Where the nature of a skill varies according to whether it is exercised in relation to men or women, a person does not commit a breach of section 44 by exercising the skill in relation to one sex only, in accordance with that person’s normal practice. This is the only place in the Human Rights Act where sex is defined in terms of men and women. (Note this exception specifically refers to men and women).

Section 48 Exception in relation to insurance

Insurance companies can offer or provide life insurance policies, or other policies of insurance, on different terms or conditions for each sex or for persons with a disability or for persons of different ages if, for example, the different treatment is based on actuarial or statistical data, upon which it is reasonable to rely, relating to life-expectancy, accidents, or sickness. (Note if “sex” included “gender identity” it would have said “all genders” not “each sex”.)

Section 49 Exception in relation to sport

In s49 it is lawful to exclude one sex from participation in any competitive sporting activity in which the strength, stamina, or physique of competitors is relevant. This doesn’t apply to coaches, umpires or referees, sports administrators, or sporting activities for children under 12.

It is also lawful to exclude someone from a competitive sporting event or activity if that person’s disability is such that there would be a risk of harm to that person or to others. It is lawful to conduct competitive sporting events or activities in which only persons with a particular disability or age qualification may take part, like Masters events or Special Olympics.

Section 55 Exception in relation to hostels, institutions, etc

Hostels, or establishments such as a hospitals, clubs, schools, universities, religious institutions, or retirement villages, can provide accommodation only for persons of the same sex, marital status, or religious or ethical belief, or for persons with a particular disability, or for persons in a particular age group. This can include part of an establishment.

Section 58 Exceptions in relation to establishments for particular groups

Educational establishments for students of one sex, race, or religious belief, or for students with a particular disability, or for students in a particular age group, can under s58 refuse to admit students of a different sex, race, or religious belief, or students.

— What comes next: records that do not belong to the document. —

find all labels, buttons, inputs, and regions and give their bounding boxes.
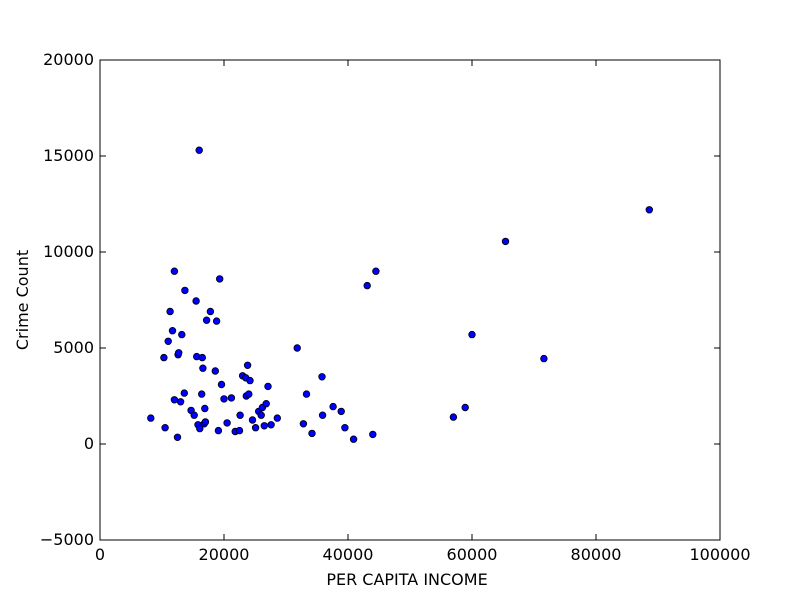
data-point-69	[372, 267, 380, 275]
y-tick-label-1: 0	[84, 434, 94, 453]
x-tick-label-5: 100000	[689, 545, 750, 564]
data-point-67	[363, 281, 371, 290]
data-point-54	[264, 382, 272, 391]
data-point-11	[176, 398, 185, 406]
data-point-48	[251, 424, 260, 432]
data-point-56	[273, 414, 281, 422]
data-point-55	[267, 421, 275, 429]
data-point-1	[160, 353, 168, 362]
data-point-65	[341, 424, 349, 432]
data-point-52	[260, 422, 268, 430]
data-point-63	[329, 402, 337, 411]
y-tick-label-5: 20000	[43, 50, 94, 69]
x-tick-label-1: 20000	[199, 545, 250, 564]
y-tick-label-2: 5000	[53, 338, 94, 357]
data-point-44	[243, 361, 252, 369]
data-point-36	[223, 419, 231, 427]
data-point-13	[180, 389, 188, 397]
data-point-24	[199, 364, 207, 372]
data-point-64	[337, 407, 345, 416]
data-point-58	[299, 420, 308, 428]
data-point-72	[468, 330, 476, 339]
data-point-12	[178, 330, 186, 339]
data-point-6	[170, 396, 179, 404]
x-tick-label-0: 0	[95, 545, 105, 564]
data-point-46	[246, 376, 254, 385]
data-point-14	[181, 286, 189, 295]
data-point-20	[195, 146, 203, 154]
data-point-30	[211, 367, 219, 375]
data-point-31	[212, 317, 221, 325]
data-point-70	[449, 413, 458, 421]
plot-frame	[99, 59, 721, 541]
data-point-53	[262, 400, 270, 408]
data-point-26	[201, 404, 209, 413]
data-point-61	[318, 373, 326, 381]
data-point-57	[293, 344, 301, 352]
y-tick-label-3: 10000	[43, 242, 94, 261]
data-point-47	[248, 416, 257, 424]
data-point-35	[220, 395, 228, 403]
data-point-74	[540, 354, 548, 363]
data-point-5	[168, 327, 177, 335]
data-point-37	[227, 394, 236, 402]
x-axis-label: PER CAPITA INCOME	[326, 570, 487, 589]
points-layer	[147, 146, 653, 443]
y-tick-label-0: −5000	[40, 530, 94, 549]
data-point-27	[201, 418, 210, 426]
data-point-62	[318, 411, 327, 419]
data-point-22	[197, 390, 206, 398]
data-point-3	[164, 337, 172, 345]
data-point-50	[257, 411, 265, 419]
ticks-layer: 0 20000 40000 60000 80000 100000−500005000100…	[40, 50, 751, 564]
data-point-40	[236, 411, 244, 419]
data-point-23	[198, 353, 206, 362]
data-point-29	[206, 307, 215, 316]
data-point-7	[170, 267, 179, 275]
data-point-73	[501, 237, 510, 246]
data-point-28	[202, 316, 211, 324]
data-point-21	[196, 424, 204, 433]
data-point-17	[192, 297, 200, 305]
x-tick-label-3: 60000	[447, 545, 498, 564]
y-tick-label-4: 15000	[43, 146, 94, 165]
y-axis-label: Crime Count	[13, 250, 32, 350]
data-point-71	[461, 403, 469, 412]
x-tick-label-2: 40000	[323, 545, 374, 564]
data-point-16	[190, 411, 198, 419]
data-point-75	[645, 206, 653, 214]
data-point-0	[147, 414, 155, 422]
data-point-66	[349, 435, 358, 443]
x-tick-label-4: 80000	[571, 545, 622, 564]
data-point-33	[215, 275, 224, 283]
data-point-2	[161, 424, 169, 432]
data-point-45	[245, 390, 253, 398]
data-point-32	[214, 426, 223, 435]
data-point-59	[302, 390, 311, 398]
data-point-39	[235, 426, 244, 435]
data-point-10	[174, 349, 183, 357]
data-point-8	[173, 433, 182, 441]
data-point-4	[166, 307, 174, 316]
data-point-34	[217, 380, 226, 389]
data-point-60	[308, 429, 316, 438]
data-point-68	[369, 430, 377, 439]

There are other forms of discrimination covered by the Act, such as racial and sexual harassment, adverse treatment in employment of people affected by family violence (mostly women, of course), and superannuation schemes (mostly in relation to disability and age, though it is also lawful to provide different benefits for members of each sex).

Currently the Law Commission is preparing a report to advise Minister of Justice Paul Goldsmith, due out late next month, to provide advice as to whether “gender identity and expression” and “innate variations of sex characteristics” should be included as prohibited grounds of discrimination. Although many government agencies, local bodies and non-governmental organisations believe it to be the case, “gender identity” is not included in the prohibited grounds of discrimination which are found in s21 of the Human Rights Act.

The current prohibited grounds are:

  • sex, which includes pregnancy and childbirth
  • marital status
  • religious belief
  • ethical belief
  • disability, which includes physical disability or impairment, physical illness, psychiatric illness, intellectual or psychological disability or impairment
  • age
  • political opinion
  • employment status, e.g. being unemployed; or a beneficiary
  • family status
  • sexual orientation, which means a heterosexual, homosexual, lesbian, or bisexual orientation.